Russ Henry of Longfellow, who already has announced his plans, also attended. Also in the field are incumbent Meg Forney, with others who have said they're likely to run including former commissioner Bob Fine and Mike Tate of Webber-Camden.

Ailing long-time incumbent Annie Young hasn't said whether she'll seek a seventh term.

The unfolding field leaves four-term North Side Commissioner Jon Olson as the only incumbent to not have a identified challenger so far. There's some irony in that given that his district is the only one to emerge from the last round of redistricting with a non-white majority.

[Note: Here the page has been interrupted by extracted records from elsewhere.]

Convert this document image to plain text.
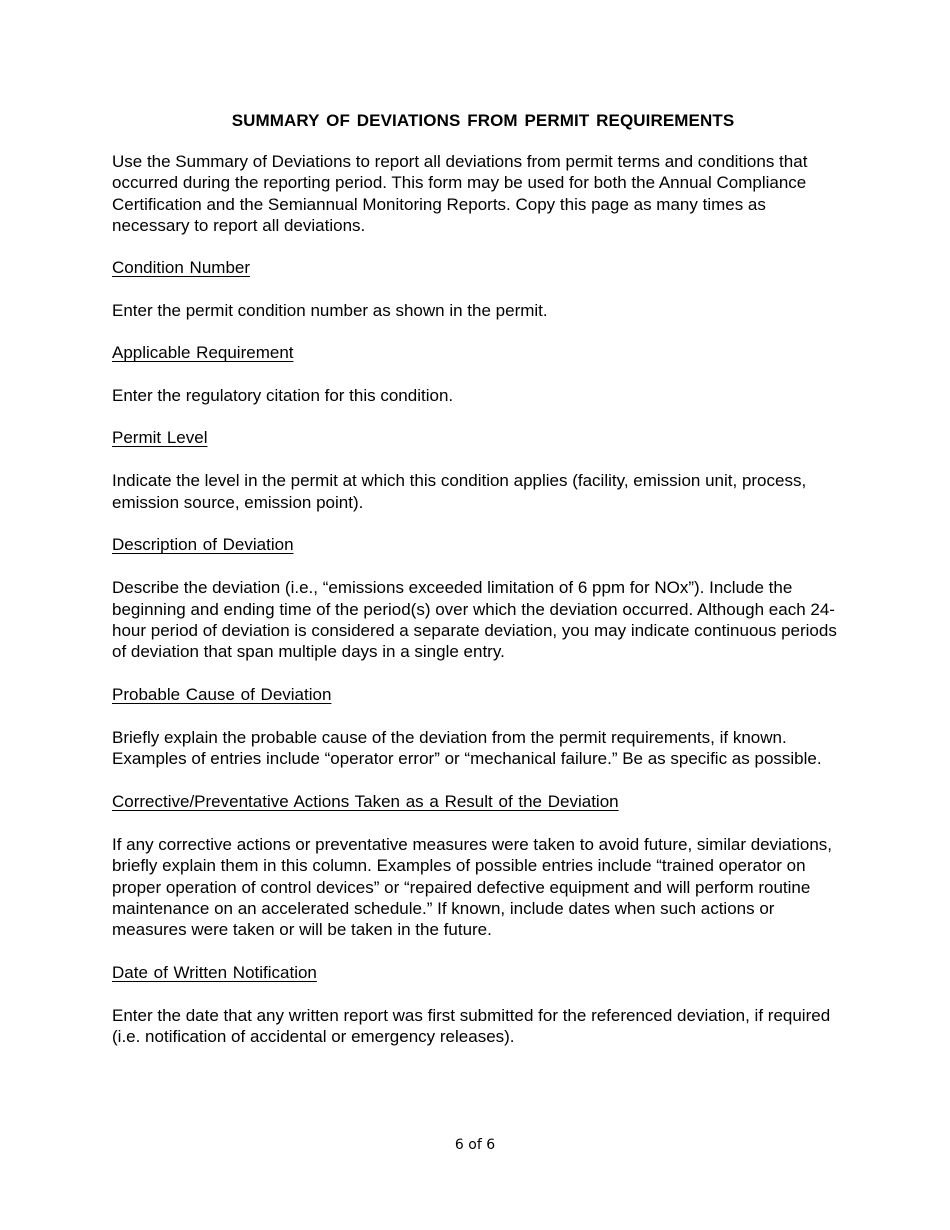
SUMMARY OF DEVIATIONS FROM PERMIT REQUIREMENTS

Use the Summary of Deviations to report all deviations from permit terms and conditions that occurred during the reporting period. This form may be used for both the Annual Compliance Certification and the Semiannual Monitoring Reports. Copy this page as many times as necessary to report all deviations.

Condition Number

Enter the permit condition number as shown in the permit.

Applicable Requirement

Enter the regulatory citation for this condition.

Permit Level

Indicate the level in the permit at which this condition applies (facility, emission unit, process, emission source, emission point).

Description of Deviation

Describe the deviation (i.e., “emissions exceeded limitation of 6 ppm for NOx”). Include the beginning and ending time of the period(s) over which the deviation occurred. Although each 24-hour period of deviation is considered a separate deviation, you may indicate continuous periods of deviation that span multiple days in a single entry.

Probable Cause of Deviation

Briefly explain the probable cause of the deviation from the permit requirements, if known. Examples of entries include “operator error” or “mechanical failure.” Be as specific as possible.

Corrective/Preventative Actions Taken as a Result of the Deviation

If any corrective actions or preventative measures were taken to avoid future, similar deviations, briefly explain them in this column. Examples of possible entries include “trained operator on proper operation of control devices” or “repaired defective equipment and will perform routine maintenance on an accelerated schedule.” If known, include dates when such actions or measures were taken or will be taken in the future.

Date of Written Notification

Enter the date that any written report was first submitted for the referenced deviation, if required (i.e. notification of accidental or emergency releases).

6 of 6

Two other newcomers have announced their candidates since the event. One is Cedar-Riverside neighborhood resident Abdi (Gurhan) Mohamed, 30, who announced Friday and is the first declared candidate in the south-central District 3. The owner of a home personal care business is a board member of the West Bank Community Coalition. Three-term incumbent Scott Vreeland hasn't indicated whether he'll run. Two others, Londel French, an teacher union organizing living in Central neighborhood, and Eric Brenneman of Corcoran, also are considering running.

Another declared candidate, Christopher Meyer, 31, of Marcy-Holmes neighborhood, could test two-term East Side incumbent Liz Wielinski.  He brings experience as a political organizer and said he he'll try to raise $10,000 for a campaign that's expected to also rely on door-to-door shoe leather. Wielinski entered 2016 with a campaign treasury of about $14,000, more than twice any other incumbent.

Meanwhile, Loring Park resident Jae Bryson, 54, said he's running in District 4, which includes downtown and runs west to the city border. He's publisher of One Nation News, part of a multicultural media company. Incumbent Anita Tabb has indicated she'll likely not run again, but former commissioner Tom Nordyke of the Cedar-Isles-Dean neighborhood has said he's strongly considering a comeback in the district.

Meanwhile, Turner Neal of the Keewaydin neighborhood said he's thinking of challenging Steffanie Musich, who is seeking a second term in the Nokomis-area District 5. No additional candidates has emerged in southwestern District 6, where incumbent Brad Bourn is likely to seek a third term, with challengers Michael Derus and Hershel Ousley also running and 2013 opponent Josh Neiman not ruling out a run.